29 January 2010
Cyberspace security could repeat 1980s weapons, satellite success
By Wayne Heilman
The Colorado Springs Gazette
Colorado Springs defense contractors aren’t expecting to cash in immediately on what has been touted as the next big opportunity for them in Colorado Springs – protecting the nation’s Internet security.
Computers and software could offer the same growth opportunities for Colorado Springs that rockets and satellites did in the 1980s, when Space Command was created to oversee military space activities, said its top commander, Gen. C. Robert Kehler, in speech in September.
Any buildup of cyberspace contracts and personnel in the Springs would be gradual, said Brian Binn, president of the Military Affairs Division of the Greater Colorado Springs Chamber of Commerce.

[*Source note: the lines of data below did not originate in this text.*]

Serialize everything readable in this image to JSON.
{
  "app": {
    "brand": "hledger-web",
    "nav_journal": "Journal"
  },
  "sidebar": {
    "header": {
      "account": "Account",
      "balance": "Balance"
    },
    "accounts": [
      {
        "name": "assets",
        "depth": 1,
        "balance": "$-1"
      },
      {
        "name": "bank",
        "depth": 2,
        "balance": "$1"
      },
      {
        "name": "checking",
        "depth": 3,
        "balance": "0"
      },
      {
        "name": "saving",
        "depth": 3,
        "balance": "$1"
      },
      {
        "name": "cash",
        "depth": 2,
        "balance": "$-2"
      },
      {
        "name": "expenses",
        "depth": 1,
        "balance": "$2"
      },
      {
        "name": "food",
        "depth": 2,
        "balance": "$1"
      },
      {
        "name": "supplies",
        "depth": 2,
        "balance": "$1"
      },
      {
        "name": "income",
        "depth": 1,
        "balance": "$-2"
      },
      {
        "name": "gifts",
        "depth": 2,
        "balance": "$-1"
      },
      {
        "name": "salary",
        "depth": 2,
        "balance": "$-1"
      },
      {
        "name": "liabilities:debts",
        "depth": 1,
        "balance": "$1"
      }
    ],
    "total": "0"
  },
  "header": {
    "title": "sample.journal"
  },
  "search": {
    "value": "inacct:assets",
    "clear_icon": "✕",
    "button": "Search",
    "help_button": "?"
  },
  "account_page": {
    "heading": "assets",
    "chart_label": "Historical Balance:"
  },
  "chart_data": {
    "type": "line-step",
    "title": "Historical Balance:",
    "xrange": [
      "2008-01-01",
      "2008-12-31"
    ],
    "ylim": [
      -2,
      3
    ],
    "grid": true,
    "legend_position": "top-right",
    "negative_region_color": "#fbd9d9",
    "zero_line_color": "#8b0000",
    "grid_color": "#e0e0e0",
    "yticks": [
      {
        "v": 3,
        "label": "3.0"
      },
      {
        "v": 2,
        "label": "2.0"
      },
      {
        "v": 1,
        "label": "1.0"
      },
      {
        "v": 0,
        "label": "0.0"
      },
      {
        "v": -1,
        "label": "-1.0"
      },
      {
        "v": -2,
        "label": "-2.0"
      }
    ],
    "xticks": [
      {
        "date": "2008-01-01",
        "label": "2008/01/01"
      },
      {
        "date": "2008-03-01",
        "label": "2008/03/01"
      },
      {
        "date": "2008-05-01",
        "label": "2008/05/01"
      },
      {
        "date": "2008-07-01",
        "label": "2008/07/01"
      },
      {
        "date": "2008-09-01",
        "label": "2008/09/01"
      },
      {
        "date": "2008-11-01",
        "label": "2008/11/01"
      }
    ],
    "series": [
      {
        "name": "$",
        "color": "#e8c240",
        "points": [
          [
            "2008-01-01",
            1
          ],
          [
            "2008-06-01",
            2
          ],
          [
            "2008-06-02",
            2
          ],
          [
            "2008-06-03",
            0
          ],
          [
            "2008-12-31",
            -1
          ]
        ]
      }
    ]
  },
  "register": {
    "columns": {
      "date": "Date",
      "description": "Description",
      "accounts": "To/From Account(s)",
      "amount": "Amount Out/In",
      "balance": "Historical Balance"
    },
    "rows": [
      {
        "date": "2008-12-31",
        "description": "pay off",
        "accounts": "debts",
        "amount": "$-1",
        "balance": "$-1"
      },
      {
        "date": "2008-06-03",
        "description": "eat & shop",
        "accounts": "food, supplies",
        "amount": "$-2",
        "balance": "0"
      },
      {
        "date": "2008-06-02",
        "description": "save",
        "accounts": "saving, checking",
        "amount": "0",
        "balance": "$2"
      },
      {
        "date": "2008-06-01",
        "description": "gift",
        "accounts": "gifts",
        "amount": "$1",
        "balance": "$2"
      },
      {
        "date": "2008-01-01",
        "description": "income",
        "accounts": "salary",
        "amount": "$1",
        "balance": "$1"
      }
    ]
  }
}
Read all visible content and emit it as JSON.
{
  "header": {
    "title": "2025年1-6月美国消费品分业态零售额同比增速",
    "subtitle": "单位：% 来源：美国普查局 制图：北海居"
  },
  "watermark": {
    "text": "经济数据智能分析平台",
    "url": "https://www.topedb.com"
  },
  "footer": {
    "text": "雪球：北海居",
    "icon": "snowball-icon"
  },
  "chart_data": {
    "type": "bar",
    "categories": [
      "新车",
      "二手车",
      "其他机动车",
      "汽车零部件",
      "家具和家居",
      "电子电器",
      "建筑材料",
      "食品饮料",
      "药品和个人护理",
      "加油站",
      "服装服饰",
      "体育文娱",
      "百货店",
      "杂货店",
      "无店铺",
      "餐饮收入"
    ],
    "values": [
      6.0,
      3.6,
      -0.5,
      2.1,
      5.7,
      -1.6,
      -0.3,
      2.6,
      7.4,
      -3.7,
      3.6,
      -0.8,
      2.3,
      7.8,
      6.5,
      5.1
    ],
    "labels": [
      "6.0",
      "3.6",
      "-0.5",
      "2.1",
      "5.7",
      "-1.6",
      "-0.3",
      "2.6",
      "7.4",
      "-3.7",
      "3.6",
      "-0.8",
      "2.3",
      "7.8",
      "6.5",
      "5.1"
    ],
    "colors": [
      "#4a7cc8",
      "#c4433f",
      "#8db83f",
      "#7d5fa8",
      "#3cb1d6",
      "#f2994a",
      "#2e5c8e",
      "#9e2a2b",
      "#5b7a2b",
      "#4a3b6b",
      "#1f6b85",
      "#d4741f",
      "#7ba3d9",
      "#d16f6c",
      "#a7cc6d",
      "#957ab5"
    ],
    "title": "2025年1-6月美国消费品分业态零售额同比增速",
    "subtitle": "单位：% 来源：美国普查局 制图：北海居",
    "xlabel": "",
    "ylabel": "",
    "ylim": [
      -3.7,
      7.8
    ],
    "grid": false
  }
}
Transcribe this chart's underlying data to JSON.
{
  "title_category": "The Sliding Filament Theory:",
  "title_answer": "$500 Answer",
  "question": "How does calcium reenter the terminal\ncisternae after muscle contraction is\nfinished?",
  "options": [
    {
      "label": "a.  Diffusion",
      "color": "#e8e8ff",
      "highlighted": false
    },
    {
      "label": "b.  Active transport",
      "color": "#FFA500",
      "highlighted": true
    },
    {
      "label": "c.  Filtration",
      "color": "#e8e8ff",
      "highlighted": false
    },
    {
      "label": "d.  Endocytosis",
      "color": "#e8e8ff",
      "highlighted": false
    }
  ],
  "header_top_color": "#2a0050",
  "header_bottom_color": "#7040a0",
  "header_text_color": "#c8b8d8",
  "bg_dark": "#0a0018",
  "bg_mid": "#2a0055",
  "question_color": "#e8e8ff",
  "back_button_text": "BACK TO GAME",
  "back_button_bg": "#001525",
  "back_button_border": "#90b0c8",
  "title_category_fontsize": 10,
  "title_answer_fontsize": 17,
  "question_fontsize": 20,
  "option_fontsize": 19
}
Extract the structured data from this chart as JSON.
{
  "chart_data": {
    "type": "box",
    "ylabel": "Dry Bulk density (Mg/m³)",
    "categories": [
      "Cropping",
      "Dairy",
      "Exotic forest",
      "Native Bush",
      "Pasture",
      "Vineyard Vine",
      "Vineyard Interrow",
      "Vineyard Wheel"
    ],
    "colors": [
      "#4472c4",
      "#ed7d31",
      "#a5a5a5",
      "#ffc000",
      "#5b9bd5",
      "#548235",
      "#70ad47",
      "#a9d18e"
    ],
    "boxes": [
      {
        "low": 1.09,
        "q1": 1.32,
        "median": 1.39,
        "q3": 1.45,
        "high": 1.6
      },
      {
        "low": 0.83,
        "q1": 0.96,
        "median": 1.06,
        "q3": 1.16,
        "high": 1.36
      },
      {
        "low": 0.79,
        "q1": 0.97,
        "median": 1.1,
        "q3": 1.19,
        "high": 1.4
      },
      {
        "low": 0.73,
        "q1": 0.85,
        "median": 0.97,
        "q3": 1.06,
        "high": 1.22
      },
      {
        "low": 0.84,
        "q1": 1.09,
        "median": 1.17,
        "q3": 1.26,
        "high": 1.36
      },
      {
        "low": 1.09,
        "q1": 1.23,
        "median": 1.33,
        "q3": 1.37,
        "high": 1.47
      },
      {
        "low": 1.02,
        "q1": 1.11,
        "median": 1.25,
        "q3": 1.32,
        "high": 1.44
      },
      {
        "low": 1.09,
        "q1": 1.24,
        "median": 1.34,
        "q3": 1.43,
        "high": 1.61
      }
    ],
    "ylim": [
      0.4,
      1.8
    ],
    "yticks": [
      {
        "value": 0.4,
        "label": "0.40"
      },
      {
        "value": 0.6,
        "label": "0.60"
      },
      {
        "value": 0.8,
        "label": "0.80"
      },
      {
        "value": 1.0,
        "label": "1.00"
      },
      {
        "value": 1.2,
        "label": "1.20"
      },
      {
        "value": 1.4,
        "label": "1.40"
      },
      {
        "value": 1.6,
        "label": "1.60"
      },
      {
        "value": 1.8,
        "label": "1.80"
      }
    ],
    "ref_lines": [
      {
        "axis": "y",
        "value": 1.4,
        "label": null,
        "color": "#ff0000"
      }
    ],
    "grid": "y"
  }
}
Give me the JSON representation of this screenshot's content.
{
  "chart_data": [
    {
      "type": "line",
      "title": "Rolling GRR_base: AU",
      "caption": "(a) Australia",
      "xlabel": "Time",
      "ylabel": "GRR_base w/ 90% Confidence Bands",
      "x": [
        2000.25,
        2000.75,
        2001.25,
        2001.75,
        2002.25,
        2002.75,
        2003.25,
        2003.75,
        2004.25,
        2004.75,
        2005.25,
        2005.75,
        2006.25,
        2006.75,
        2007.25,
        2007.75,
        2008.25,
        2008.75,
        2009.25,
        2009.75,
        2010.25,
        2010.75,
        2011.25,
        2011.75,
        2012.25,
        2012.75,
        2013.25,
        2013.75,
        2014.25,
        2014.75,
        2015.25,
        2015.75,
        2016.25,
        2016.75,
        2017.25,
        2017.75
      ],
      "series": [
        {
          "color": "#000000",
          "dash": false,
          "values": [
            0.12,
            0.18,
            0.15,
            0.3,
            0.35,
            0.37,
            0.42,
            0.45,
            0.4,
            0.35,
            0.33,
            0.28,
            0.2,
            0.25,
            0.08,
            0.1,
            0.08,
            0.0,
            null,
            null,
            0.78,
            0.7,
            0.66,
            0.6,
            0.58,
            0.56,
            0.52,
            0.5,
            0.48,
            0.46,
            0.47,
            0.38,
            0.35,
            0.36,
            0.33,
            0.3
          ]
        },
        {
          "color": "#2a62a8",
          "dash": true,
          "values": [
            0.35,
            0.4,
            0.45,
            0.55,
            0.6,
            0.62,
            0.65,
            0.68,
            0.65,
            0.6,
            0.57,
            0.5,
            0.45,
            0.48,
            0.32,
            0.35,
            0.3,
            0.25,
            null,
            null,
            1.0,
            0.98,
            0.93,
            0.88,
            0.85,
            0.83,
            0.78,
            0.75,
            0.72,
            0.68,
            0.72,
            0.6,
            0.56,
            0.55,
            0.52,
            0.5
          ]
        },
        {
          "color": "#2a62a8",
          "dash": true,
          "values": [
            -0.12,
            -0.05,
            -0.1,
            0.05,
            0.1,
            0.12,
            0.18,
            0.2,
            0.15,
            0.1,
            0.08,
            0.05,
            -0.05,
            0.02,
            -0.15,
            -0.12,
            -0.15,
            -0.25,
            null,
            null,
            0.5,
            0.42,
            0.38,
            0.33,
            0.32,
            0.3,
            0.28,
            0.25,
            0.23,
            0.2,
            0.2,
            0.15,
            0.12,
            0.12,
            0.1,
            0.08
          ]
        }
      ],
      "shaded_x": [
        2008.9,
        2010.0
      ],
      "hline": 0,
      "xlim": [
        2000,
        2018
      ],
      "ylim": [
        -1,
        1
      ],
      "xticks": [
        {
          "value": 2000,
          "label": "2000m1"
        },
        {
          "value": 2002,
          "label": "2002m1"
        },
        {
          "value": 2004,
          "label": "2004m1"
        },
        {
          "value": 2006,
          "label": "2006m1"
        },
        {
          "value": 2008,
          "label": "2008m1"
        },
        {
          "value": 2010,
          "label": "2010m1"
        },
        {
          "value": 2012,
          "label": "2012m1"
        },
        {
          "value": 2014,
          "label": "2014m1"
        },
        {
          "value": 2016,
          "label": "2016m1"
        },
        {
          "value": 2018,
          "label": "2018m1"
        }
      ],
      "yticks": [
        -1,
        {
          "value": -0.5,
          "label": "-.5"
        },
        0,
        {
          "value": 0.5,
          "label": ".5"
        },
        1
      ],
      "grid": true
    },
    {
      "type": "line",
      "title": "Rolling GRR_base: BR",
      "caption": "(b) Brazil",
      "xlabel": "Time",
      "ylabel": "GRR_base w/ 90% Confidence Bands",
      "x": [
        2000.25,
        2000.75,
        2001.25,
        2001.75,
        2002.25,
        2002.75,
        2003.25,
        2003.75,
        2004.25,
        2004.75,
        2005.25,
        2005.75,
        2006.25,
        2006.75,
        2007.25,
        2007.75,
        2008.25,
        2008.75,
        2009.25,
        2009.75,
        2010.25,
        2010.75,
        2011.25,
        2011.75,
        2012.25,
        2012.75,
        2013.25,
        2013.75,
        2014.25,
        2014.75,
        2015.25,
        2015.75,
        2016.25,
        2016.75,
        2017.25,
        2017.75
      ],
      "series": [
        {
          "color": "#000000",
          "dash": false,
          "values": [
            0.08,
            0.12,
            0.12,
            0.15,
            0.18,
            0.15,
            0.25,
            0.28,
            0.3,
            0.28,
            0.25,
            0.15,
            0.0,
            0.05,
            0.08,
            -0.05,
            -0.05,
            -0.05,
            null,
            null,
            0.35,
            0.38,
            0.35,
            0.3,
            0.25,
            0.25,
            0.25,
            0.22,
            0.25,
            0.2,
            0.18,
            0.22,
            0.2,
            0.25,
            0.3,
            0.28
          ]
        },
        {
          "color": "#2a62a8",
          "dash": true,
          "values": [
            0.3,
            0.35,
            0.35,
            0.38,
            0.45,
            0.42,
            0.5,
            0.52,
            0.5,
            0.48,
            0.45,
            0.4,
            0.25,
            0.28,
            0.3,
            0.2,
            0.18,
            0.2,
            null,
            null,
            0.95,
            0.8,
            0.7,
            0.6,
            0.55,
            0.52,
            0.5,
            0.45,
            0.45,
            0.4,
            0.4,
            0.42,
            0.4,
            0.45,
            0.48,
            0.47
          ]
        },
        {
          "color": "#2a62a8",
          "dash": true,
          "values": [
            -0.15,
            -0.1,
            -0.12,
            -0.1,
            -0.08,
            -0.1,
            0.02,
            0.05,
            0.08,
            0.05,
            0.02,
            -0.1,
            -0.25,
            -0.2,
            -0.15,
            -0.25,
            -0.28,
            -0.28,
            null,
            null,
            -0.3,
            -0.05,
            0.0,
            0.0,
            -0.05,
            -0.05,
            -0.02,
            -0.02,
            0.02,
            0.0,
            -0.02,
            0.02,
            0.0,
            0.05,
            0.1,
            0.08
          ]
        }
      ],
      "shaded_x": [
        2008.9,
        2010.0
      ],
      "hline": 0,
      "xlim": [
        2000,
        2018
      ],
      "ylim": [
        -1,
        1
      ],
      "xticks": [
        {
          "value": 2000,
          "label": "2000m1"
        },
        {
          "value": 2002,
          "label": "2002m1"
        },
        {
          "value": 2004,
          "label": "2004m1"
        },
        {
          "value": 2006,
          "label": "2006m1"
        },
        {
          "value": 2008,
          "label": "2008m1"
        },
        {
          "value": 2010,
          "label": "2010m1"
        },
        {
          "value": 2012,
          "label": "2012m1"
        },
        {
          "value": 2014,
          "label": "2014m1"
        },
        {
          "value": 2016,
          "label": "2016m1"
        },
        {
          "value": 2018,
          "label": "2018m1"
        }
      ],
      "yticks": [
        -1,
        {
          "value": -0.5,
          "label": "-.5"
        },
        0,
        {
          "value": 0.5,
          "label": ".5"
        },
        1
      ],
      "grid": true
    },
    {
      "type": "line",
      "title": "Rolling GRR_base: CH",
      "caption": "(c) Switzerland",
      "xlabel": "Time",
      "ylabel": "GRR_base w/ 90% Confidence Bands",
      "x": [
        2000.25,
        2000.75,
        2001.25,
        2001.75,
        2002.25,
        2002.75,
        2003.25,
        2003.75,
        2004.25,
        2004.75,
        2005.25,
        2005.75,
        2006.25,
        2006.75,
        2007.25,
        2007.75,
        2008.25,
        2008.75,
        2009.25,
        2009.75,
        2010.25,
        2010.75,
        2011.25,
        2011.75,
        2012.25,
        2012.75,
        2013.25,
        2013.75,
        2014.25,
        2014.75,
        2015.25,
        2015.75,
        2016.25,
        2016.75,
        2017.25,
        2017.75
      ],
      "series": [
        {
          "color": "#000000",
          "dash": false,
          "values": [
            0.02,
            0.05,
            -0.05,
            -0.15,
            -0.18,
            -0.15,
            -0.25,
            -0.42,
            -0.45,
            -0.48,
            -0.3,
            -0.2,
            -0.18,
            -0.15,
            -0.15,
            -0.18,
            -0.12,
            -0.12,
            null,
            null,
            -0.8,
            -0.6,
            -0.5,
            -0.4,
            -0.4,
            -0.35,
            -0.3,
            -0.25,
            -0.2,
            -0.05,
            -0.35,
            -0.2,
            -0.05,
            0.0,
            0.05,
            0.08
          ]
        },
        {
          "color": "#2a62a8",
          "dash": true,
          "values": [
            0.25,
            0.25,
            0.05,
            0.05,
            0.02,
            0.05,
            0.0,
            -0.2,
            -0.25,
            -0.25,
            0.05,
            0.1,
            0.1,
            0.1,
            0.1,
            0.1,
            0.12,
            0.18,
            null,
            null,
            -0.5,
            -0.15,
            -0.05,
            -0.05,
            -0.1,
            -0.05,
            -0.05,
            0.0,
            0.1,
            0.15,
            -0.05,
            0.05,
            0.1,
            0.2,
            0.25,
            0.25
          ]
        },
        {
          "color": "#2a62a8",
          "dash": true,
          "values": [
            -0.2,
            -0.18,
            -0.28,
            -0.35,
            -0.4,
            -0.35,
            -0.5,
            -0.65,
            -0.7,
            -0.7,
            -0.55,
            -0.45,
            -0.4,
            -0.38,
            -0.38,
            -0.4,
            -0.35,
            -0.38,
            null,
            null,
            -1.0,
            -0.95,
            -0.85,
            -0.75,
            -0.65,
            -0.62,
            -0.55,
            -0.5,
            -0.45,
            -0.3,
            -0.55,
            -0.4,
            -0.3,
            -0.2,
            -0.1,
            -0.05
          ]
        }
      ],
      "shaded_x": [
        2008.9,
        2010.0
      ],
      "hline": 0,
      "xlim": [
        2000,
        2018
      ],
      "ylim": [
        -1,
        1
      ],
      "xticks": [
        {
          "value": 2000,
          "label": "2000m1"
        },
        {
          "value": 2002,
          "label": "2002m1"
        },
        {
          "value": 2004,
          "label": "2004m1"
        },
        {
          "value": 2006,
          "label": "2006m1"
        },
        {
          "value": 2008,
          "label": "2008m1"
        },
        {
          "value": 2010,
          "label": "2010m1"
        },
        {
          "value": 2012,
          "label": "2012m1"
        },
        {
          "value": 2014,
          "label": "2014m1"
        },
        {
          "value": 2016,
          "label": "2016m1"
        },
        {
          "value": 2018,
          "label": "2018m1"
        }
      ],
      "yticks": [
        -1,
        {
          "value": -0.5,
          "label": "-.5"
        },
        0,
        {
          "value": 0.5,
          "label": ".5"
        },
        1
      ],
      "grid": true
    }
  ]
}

That would mirror the way defense contractors specializing in space opened small-business development and marketing offices here in the 1980s, and later expanded with major operations in the Springs after winning key contracts for work from local commands.
“It will start with one, two or three people as they try to build the market. The growth will be gradual because all of the established companies have in-house capability to expand when necessary,” Binn said.
“A lot of current defense contractors are already doing pieces of this work at some other location and they can do the work wherever their expertise is located. But you also have niche companies here that have the opportunity to partner with some of the larger players.”
The chamber is trying to convince the Army to keep its cyberspace operations in the Springs, which are currently part of its Space and Missile Defense Command/Army Forces Strategic Command. The Army also is considering creating a new command or moving the operations under the Army’s Network Enterprise Technology Command in Arizona, or its Intelligence and Security Command in Virginia, Binn said. The Army could make that decision as early as next month, he said.
Cyberspace work likely will come initially as part of existing defense contracts as the military adds more cyberspace elements to current projects, said Dale Meyerrose, a retired Air Force major general who lives in the Springs.
He was hired a year ago by defense giant Harris Corp. as vice president and
general manager for cyberspace solutions, a new business unit the company
started to win work from a variety of federal government agencies.
It is helping the military manage the large amount of video data its unmanned aircraft collect. While the work may not be classified as a cyberspace project, it includes many cyberspace elements, Meyerrose said.
That’s already happened for Colorado Springs-based Intelligent Software Solutions, which has been building information systems for the military that include cyberspace elements for several years, said Jay Jesse, the company’s CEO. A $300 million contract the company won in September from the Air Force Research Laboratory already includes several cyberspace tasks and more could be added over the remainder of the five-year deal, he said.
“A few years ago, we decided to build up our own expertise in this area and started building a talent base. Our research and development efforts targeted cyberspace as the next (battlefield),” Jesse said. “We developed those capabilities so we could show the Air Force and they could understand how they could use it. We have about 5 percent of our staff working on those programs. I thought it would ramp up quicker, but it takes awhile to get through budget and acquisition cycles.”
ISS is already making money on cyberspace, but Jesse believes “the future is even brighter. It’s hard to tell how bright that future might be. Cyber will be a piece of many projects. It won’t be dozens of projects with high visibility, but it will be a part of many of them.”
ITT Corp., one of the largest defense contractors in the Springs area, earlier this month merged its technology and information services units into a new information systems operation to be better positioned to bid on cyberspace security contracts, said B.J. Talley, a spokesman for ITT’s Systems Division, which is headquartered locally. The merger consolidates the company’s expertise that had been spread across several units into a single operation, he said.
Although cyberspace work in many cases is starting out as additions to existing contracts, Talley expects the Defense Department to eventually consolidate that work into larger contracts that give the military “a solution or stand-alone capability, rather than having to buy what they need piecemeal.”
Steve Oswald, who heads Boeing Co.’s Intelligence and Security Systems Division in St. Louis, the unit that is coordinating the company’s cyberspace efforts, said the company likely will shift employees with such expertise from other work as those contracts wind down, which could include some in Colorado Springs.
Booz Allen Hamilton Inc. has about 65 employees in the Springs working on cyberspace work under intelligence, operations, communications and plans contracts valued at about $20 million and awarded last year by Air Force Space Command, said Nate Rogers, a company official at the National Symposium on Homeland Defense and Security in November at The Broadmoor hotel. The work includes protecting networks and databases for several local commands, he said.
Both Lockheed Martin Corp. and Northrop Grumman Corp., which are two of the
largest defense contractors in the Springs, are focusing their military
cyberspace operations in the Washington, D.C., area, rather than in Colorado.